Less easy to potentially solve was the other
concern – steering. The GTR uses rods to directly control the movement of the
steering arms. The rods are operated through small Heim (rose) joints by the
steering levers which pivot around a central, vertical axis. However, the
steering – while ultra-sharp at low speed – retains all its sharpness at high
speed, resulting in quite a lot of nervousness (of both the steering and the
rider!). I wanted slower steering at high speed without losing to much
directness in normal manoeuvring.
Conclusion
So the proposed spec list reads something like
this:
-
Square tube frame made from aluminium with lots of
holes cut in it
-
Rear swing-arm and front double wishbone
suspension with lots of travel
-
20 inch wheels in a ‘tadpole’ configuration (two
front steering, one rear driven)
-
Recumbent hammock seat
-
Hydraulic front disc brakes
-
63+ gears comprising front and rear derailleurs
and a 3-speed internal rear hub
-
...and steering mechanism yet to be decided
upon
Next week: designing and building the rear
swing-arm suspension
Other
Front Suspension Designs
When
trying to do something new, the first step is to have a look around at what
others have done. So what does a web search under ‘recumbent trike suspension’
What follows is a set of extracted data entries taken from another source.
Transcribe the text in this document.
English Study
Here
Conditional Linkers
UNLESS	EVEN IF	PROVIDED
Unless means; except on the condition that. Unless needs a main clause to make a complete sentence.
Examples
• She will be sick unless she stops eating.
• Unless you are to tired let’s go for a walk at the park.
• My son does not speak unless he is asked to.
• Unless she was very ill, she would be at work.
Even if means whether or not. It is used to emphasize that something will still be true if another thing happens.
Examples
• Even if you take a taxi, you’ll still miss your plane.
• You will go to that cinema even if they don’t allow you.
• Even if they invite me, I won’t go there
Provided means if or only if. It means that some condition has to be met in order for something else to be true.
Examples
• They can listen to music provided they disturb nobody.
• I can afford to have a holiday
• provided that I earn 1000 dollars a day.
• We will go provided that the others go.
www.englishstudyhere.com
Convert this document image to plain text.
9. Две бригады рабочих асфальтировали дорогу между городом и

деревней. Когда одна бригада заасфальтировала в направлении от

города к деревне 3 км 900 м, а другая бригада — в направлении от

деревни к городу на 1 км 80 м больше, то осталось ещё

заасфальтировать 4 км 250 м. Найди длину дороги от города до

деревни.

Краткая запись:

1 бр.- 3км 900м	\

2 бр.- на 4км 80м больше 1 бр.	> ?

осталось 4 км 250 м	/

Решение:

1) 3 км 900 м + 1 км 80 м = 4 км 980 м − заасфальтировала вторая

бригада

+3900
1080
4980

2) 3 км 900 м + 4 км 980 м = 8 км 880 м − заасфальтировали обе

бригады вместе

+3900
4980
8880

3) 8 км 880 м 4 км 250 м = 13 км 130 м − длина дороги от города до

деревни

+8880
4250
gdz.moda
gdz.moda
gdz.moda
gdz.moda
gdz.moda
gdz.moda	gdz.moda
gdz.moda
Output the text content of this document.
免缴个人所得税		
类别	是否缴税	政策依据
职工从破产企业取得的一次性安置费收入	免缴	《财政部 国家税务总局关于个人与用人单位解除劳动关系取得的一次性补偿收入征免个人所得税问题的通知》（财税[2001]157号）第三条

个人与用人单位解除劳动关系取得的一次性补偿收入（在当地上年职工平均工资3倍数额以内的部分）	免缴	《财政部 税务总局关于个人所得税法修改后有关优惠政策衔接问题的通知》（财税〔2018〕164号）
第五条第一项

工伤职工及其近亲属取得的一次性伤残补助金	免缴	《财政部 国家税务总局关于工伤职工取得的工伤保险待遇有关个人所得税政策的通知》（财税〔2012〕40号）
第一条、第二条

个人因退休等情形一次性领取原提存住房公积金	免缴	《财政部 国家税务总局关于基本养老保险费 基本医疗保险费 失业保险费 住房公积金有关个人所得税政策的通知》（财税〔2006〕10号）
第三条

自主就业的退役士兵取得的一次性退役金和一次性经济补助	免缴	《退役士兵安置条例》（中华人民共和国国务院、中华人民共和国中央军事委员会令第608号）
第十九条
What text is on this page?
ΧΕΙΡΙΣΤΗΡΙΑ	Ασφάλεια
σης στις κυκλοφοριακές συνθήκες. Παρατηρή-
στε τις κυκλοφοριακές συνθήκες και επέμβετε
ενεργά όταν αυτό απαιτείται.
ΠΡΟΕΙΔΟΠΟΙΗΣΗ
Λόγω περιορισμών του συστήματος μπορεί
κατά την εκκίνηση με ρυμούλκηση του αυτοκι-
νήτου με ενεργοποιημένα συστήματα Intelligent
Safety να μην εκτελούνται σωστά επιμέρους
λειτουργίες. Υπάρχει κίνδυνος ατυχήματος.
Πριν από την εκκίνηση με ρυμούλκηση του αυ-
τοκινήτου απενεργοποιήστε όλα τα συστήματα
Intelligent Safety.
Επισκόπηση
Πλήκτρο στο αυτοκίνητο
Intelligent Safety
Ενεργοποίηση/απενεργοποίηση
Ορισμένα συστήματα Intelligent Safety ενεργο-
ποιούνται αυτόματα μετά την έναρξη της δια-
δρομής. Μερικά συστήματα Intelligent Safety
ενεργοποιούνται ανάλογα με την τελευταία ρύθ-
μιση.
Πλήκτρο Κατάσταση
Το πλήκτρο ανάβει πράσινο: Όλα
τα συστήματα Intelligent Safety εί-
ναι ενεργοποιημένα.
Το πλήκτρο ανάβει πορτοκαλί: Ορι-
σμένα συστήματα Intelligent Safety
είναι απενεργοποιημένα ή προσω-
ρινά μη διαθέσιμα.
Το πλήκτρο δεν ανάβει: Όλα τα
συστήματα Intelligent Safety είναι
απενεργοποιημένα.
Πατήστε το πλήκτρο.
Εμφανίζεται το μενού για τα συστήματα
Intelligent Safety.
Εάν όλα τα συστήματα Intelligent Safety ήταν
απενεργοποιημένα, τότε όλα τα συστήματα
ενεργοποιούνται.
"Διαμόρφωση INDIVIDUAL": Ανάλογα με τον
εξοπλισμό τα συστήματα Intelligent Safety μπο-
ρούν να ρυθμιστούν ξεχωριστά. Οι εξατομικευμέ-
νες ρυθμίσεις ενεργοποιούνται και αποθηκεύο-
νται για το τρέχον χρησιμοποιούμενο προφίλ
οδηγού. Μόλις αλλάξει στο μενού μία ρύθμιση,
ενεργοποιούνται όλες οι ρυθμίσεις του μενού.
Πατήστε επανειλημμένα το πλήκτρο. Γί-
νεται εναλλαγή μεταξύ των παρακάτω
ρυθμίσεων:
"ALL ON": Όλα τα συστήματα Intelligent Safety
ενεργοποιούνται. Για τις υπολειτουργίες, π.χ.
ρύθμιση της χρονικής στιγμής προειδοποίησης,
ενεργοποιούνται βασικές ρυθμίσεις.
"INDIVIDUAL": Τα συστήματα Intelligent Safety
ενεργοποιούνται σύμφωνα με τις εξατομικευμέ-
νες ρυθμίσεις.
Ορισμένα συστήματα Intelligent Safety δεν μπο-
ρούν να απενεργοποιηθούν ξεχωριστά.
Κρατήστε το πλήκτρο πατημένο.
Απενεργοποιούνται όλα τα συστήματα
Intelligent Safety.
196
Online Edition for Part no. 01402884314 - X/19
come up with? Well, in short, some pretty horrible front suspension designs.
Of
course, as I write this, I have no idea if my front suspension design will turn
out woeful on the road, but at least on the basis of a comparison made on basic
suspension principles, some of these designs look downright bad.
At
web.uct.ac.za you’ll
find an interesting leading link design – but one which apparently has just 20mm
of travel! I am hoping to achieve at least 100mm of travel (from full droop to
full bump).
www.hellbentcycles.com at
least has double wishbones but both are very short, the rose joints are not
protected from dust or rain, there is no anti-roll mechanism and the suspension
travel is listed at only 38mm.
Then
there’s mrrecumbenttrikes.com which
unless my eyes deceive me, uses a swing-arm front suspension without any
anti-roll facility! That will give problems in jacking, roll, and - one would
assume - bump steer.
Then,
if you want to see a suspension that is as crude-as, check out www.hotmover.com.
Just look at that suspension travel... and the
[lack of]
damping!
As
I said, maybe I’ll fall completely on my face when I first roll down the road,
but surely even a badly sorted double wishbone system with plenty of travel and
a sway bar will be better than these?!